FCT-RP1: Practical Data Storage and Computation in DNA Molecules

Principal Investigator: Associate Professor Wong Weng-Fai, SoC

Our digital universe expands at an exponentially increasing rate, driving the constant need for denser and more efficient storage and processing of data. At the same time, the sharp slowdown in technology scaling simultaneously observed in a number of widely used compute and storage technologies (CMOS transistors, DRAM, hard disks, solid state drives) reduces our ability to even preserve the data we generate, let alone the ability to perform computation on it. The widening gap between the demand and supply for data storage and computation can be bridged using a new and radical technology that uses synthetic DNA as a chemical medium for both data storage and computation and offers a number of important and unique advantages:

• Unparalleled Density. To illustrate, all the data stored in Facebook’s datacenter in Oregon, which is entirely dedicated to storage of high-density archived data, could fit into size of a sugar cube when stored in DNA, whereas our entire digital universe could fit into several bottles of DNA.
• Unmatched Durability. Depending on the method of preservation, data stored in the DNA format could last for hundreds of thousands of years. This is in stark contrast to conventional storage technologies that retain data for a few years or decades, requiring perpetual acquisition of new hardware and data transfer.
• Eternally Relevant and Advancing Interfaces. While the read/write interfaces of all storage devices eventually become obsolete, humans will always have an existential interest to read and write DNA. Furthermore, during the past three decades, the performance and efficiency of DNA read-write interfaces has been improving at a much faster rate compared to Moore’s law, and the recent pandemic outbreak will only accelerate such trends.
• Efficient Random Access. One of the most fundamental reactions in biochemistry (polymerase chain reaction, or PCR) allows us to selectively extract and read only an object of interest among petabytes of data. The key implications are that both the cost and the latency of read operations are nearly constant, regardless of the amount of data stored in the system. PCR is also a major the mechanism used in medical diagnostics (e.g., PCR is the underlying mechanism of COVID-19 tests); consequently, improvements in PCR efficiency are an important common goal for both the synthetic DNA technology and medicine.
• Efficient data manipulation. A number of important data-intensive operations, such as content based and similarity search, which are part of many machine learning pipelines, intelligent queries, or copying vast amounts of data, can be conveniently performed in the molecular domain at a constant latency.
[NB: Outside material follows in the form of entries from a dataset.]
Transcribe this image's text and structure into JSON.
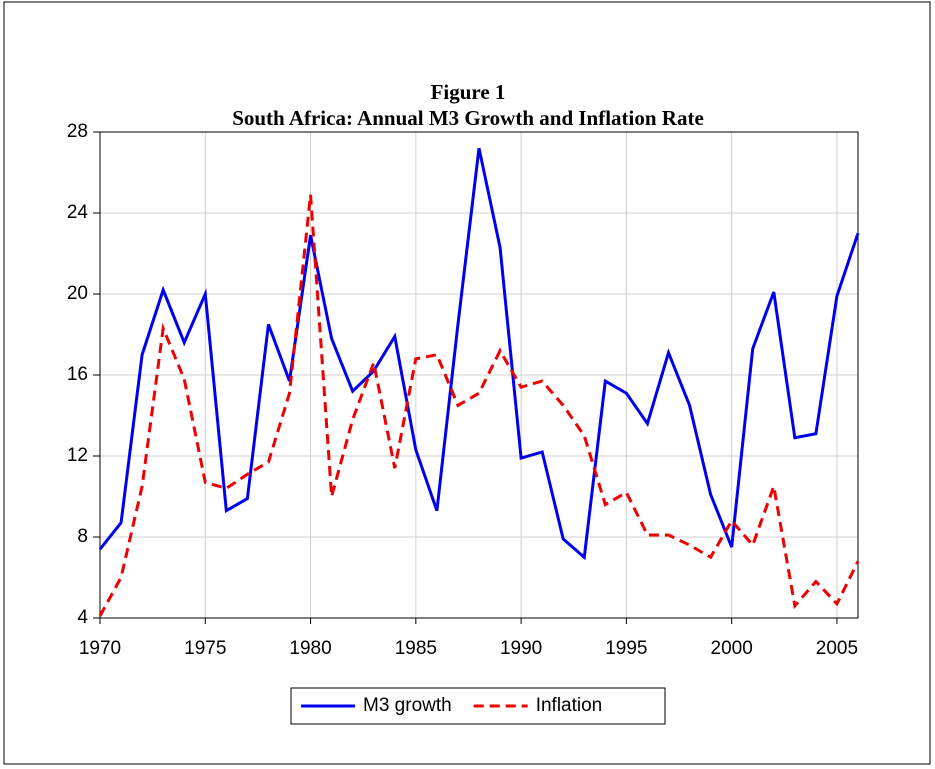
{
  "chart_data": {
    "type": "line",
    "title": "Figure 1",
    "subtitle": "South Africa: Annual  M3 Growth and Inflation Rate",
    "x": [
      1970,
      1971,
      1972,
      1973,
      1974,
      1975,
      1976,
      1977,
      1978,
      1979,
      1980,
      1981,
      1982,
      1983,
      1984,
      1985,
      1986,
      1987,
      1988,
      1989,
      1990,
      1991,
      1992,
      1993,
      1994,
      1995,
      1996,
      1997,
      1998,
      1999,
      2000,
      2001,
      2002,
      2003,
      2004,
      2005,
      2006
    ],
    "series": [
      {
        "name": "M3 growth",
        "color": "#0000ee",
        "style": "solid",
        "values": [
          7.4,
          8.7,
          17.0,
          20.2,
          17.6,
          20.0,
          9.3,
          9.9,
          18.5,
          15.7,
          22.9,
          17.8,
          15.2,
          16.2,
          17.9,
          12.3,
          9.3,
          18.5,
          27.2,
          22.3,
          11.9,
          12.2,
          7.9,
          7.0,
          15.7,
          15.1,
          13.6,
          17.1,
          14.5,
          10.1,
          7.5,
          17.3,
          20.1,
          12.9,
          13.1,
          19.9,
          23.0
        ]
      },
      {
        "name": "Inflation",
        "color": "#ee0000",
        "style": "dashed",
        "values": [
          4.1,
          6.0,
          10.5,
          18.3,
          15.8,
          10.7,
          10.4,
          11.1,
          11.7,
          15.1,
          24.9,
          10.0,
          13.8,
          16.6,
          11.4,
          16.8,
          17.0,
          14.5,
          15.1,
          17.2,
          15.4,
          15.7,
          14.5,
          13.0,
          9.6,
          10.2,
          8.1,
          8.1,
          7.6,
          7.0,
          8.8,
          7.6,
          10.5,
          4.6,
          5.8,
          4.7,
          6.8
        ]
      }
    ],
    "xlim": [
      1970,
      2006
    ],
    "xticks": [
      1970,
      1975,
      1980,
      1985,
      1990,
      1995,
      2000,
      2005
    ],
    "ylim": [
      4,
      28
    ],
    "yticks": [
      4,
      8,
      12,
      16,
      20,
      24,
      28
    ],
    "grid": true,
    "legend": "bottom"
  }
}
While a strong case for using DNA as a medium for data storage and computation can be easily made, the prohibitive cost of reading and writing DNA, high overheads of accessing smaller and variably-sized pieces of data, high susceptibility to unusual types of errors, and the lack of practical support for updates and other computational operators represent some of the major challenges for the adoption of the technology. The goal of this project is to define a practical system architecture that allows for cost-efficient, reliable, durable, and rewritable storage of unprecedented amounts of digital data in DNA molecules and efficiently supports extremely parallel computational operators that would not be feasible with conventional compute technologies or even quantum computers.